Né à Porto Rico le 18 aout 1934, Roberto était le petit dernier d’une famille de 7 enfants. Du fait de ressources limités, les enfants commencèrent à travailler tôt et Roberto accompagna son père Melchor dans les champs de canne à sucre, chargeant et déchargeant les camions.
Cette activité physique régulière, liée à l’éducation physique scolaire, lui permirent très tôt de développer de grandes qualités athlétiques. Il était même très doué au saut en hauteur et au javelot, considéré même par certains sur l’île comme potentiel athlète olympique. Quand on lui demandait d’où lui venait la puissance de son bras, si c’était le fruit d’entraînements spécifiques, il répondait que non, pas spécialement, c’était naturel dans la famille, et que sa mère, Luisa, avait un bras puissant elle aussi, forgé par des années de labeurs, et d’éducation d’enfants turbulents.

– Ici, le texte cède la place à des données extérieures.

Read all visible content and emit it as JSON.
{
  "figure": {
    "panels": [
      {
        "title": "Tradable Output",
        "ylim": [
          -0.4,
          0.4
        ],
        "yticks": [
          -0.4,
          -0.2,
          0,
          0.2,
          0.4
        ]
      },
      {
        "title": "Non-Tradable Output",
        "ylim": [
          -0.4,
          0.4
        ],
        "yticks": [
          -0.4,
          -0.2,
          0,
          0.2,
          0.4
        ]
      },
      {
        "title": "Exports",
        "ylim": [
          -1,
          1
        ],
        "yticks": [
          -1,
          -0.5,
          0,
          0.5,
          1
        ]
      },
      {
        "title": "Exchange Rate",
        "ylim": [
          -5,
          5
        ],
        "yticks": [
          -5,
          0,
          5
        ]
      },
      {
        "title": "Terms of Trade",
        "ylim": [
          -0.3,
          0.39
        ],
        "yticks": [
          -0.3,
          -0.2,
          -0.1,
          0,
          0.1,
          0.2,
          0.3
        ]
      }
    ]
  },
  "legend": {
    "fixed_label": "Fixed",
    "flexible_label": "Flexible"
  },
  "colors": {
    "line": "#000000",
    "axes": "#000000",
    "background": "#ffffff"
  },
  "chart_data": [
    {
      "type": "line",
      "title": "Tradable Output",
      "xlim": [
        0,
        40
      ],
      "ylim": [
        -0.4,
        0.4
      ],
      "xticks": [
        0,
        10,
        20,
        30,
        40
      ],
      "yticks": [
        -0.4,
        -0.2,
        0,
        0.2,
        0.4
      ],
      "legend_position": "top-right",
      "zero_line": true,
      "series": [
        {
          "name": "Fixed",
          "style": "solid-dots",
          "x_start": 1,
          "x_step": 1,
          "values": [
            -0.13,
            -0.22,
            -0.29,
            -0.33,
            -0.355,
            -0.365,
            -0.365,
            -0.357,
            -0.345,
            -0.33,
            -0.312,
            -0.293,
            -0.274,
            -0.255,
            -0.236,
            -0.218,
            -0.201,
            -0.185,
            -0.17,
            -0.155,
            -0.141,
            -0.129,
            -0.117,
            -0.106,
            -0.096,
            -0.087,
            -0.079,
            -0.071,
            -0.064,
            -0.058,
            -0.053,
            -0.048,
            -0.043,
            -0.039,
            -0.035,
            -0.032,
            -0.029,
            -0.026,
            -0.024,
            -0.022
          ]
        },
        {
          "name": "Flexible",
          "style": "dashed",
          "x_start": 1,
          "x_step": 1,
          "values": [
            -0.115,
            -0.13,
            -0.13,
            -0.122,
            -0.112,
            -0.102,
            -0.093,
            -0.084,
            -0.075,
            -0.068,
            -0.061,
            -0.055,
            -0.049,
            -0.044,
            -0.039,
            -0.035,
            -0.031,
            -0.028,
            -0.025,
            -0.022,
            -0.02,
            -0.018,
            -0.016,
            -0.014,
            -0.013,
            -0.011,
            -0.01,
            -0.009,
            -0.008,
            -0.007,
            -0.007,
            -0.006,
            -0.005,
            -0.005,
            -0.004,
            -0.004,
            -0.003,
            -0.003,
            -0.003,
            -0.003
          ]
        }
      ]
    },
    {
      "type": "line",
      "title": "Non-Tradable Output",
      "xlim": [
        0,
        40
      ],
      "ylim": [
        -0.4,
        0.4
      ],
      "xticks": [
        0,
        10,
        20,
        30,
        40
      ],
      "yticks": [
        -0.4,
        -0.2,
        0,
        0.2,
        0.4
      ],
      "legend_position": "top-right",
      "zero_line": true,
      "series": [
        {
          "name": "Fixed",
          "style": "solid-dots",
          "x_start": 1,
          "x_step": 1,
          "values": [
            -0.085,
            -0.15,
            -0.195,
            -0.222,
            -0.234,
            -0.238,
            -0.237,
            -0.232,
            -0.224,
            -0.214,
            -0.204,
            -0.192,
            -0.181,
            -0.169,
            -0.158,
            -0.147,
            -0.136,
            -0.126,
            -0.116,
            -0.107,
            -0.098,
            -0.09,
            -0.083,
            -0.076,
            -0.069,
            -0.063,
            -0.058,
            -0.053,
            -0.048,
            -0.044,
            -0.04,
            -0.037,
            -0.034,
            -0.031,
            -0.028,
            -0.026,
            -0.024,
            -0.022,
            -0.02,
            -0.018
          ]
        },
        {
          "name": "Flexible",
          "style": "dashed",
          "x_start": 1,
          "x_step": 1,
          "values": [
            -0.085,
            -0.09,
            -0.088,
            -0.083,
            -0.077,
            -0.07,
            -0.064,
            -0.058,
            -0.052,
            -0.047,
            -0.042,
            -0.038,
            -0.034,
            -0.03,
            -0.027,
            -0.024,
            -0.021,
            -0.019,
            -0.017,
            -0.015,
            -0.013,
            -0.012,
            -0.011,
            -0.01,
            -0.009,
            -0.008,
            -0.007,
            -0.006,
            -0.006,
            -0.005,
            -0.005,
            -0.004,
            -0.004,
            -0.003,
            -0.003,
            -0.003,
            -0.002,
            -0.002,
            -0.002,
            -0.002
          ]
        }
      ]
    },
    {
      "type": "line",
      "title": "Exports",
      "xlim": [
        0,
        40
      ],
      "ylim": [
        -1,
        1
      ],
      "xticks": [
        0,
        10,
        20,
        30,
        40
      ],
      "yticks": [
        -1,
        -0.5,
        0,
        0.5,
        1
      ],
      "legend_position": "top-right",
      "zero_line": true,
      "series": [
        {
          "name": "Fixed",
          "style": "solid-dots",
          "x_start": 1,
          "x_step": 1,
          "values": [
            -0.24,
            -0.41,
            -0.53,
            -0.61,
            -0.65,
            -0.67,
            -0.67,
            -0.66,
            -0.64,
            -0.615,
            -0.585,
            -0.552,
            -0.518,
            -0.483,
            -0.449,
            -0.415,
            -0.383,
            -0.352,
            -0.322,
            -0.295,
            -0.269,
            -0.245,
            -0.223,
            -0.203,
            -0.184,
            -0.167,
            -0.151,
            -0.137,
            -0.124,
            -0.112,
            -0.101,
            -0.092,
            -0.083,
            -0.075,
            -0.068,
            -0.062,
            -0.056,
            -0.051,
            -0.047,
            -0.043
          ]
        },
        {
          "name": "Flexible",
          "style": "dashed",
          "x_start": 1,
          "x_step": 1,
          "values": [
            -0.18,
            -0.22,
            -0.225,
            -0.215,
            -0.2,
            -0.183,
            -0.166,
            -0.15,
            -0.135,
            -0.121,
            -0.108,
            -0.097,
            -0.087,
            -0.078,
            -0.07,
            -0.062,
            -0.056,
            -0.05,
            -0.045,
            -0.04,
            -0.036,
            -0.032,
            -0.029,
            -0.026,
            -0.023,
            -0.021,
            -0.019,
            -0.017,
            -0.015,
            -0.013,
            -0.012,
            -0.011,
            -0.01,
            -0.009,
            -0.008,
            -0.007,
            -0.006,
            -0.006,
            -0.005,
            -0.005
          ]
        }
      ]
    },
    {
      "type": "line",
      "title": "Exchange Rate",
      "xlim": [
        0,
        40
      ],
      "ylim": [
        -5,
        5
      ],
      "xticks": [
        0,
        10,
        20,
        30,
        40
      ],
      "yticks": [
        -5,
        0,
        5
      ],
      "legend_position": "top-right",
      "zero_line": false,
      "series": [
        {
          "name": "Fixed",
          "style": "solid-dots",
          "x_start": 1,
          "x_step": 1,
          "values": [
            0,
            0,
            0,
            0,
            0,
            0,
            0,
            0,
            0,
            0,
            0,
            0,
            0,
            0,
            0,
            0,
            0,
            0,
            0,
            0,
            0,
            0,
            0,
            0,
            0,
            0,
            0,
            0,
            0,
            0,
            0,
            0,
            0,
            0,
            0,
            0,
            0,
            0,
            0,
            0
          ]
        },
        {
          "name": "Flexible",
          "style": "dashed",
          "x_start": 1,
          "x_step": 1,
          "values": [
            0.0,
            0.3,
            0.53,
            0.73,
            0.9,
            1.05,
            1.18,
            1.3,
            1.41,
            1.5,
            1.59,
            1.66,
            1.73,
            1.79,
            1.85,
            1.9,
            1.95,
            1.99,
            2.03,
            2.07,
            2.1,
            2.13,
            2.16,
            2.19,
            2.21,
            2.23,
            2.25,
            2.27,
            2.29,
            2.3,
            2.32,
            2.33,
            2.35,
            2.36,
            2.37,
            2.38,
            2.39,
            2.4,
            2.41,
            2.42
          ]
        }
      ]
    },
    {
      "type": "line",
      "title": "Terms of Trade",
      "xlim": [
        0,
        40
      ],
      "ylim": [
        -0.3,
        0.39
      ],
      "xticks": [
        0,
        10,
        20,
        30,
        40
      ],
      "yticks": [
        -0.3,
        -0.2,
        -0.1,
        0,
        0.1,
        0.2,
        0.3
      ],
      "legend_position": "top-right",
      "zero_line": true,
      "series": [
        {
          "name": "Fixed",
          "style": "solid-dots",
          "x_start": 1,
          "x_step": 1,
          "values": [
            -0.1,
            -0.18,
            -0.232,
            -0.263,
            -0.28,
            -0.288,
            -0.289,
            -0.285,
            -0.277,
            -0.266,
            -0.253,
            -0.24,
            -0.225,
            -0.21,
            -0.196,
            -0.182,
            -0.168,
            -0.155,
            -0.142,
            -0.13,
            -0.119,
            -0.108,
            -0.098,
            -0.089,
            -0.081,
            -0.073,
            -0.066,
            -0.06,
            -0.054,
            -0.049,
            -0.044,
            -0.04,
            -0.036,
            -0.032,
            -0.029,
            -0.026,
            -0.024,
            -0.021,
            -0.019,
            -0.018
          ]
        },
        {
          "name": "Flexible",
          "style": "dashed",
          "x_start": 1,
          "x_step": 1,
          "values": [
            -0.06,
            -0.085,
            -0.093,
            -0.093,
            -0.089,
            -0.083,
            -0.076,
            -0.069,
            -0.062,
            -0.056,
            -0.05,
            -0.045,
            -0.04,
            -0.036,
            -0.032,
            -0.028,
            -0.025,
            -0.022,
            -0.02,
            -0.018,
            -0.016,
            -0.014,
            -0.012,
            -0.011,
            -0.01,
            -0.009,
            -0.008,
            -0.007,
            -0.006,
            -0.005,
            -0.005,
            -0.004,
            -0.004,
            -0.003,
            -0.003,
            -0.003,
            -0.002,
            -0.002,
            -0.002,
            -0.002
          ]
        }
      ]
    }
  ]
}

“When I was a little kid, I wanted to be a baseball player. This is something I think about. The more I think about it, I’m convinced that God wanted me to play baseball.” -Roberto Clemente
Mais la vraie passion de Roberto, c’était le baseball.
Et l’idole de Roberto était Monte Irvin, left fielder pour les Newark Eagles dans les Negro League, et pressenti pour être le premier à briser la barrière raciale. Mais, malgré les appels du pied de Branch Rickey à Brooklyn, Monte ne sentait pas de jouer et endurer la pression des Majors si tôt après la guerre, souffrant de syndromes post-traumatique.
A la place, Monte se reconstruisit psychologiquement en participant à la Caribean Winter League en 45 et 46. Il y rencontra alors le jeune Roberto Clemente, âgé de 10 ans, et suiveur des San Juan Senators, où jouait Irvin.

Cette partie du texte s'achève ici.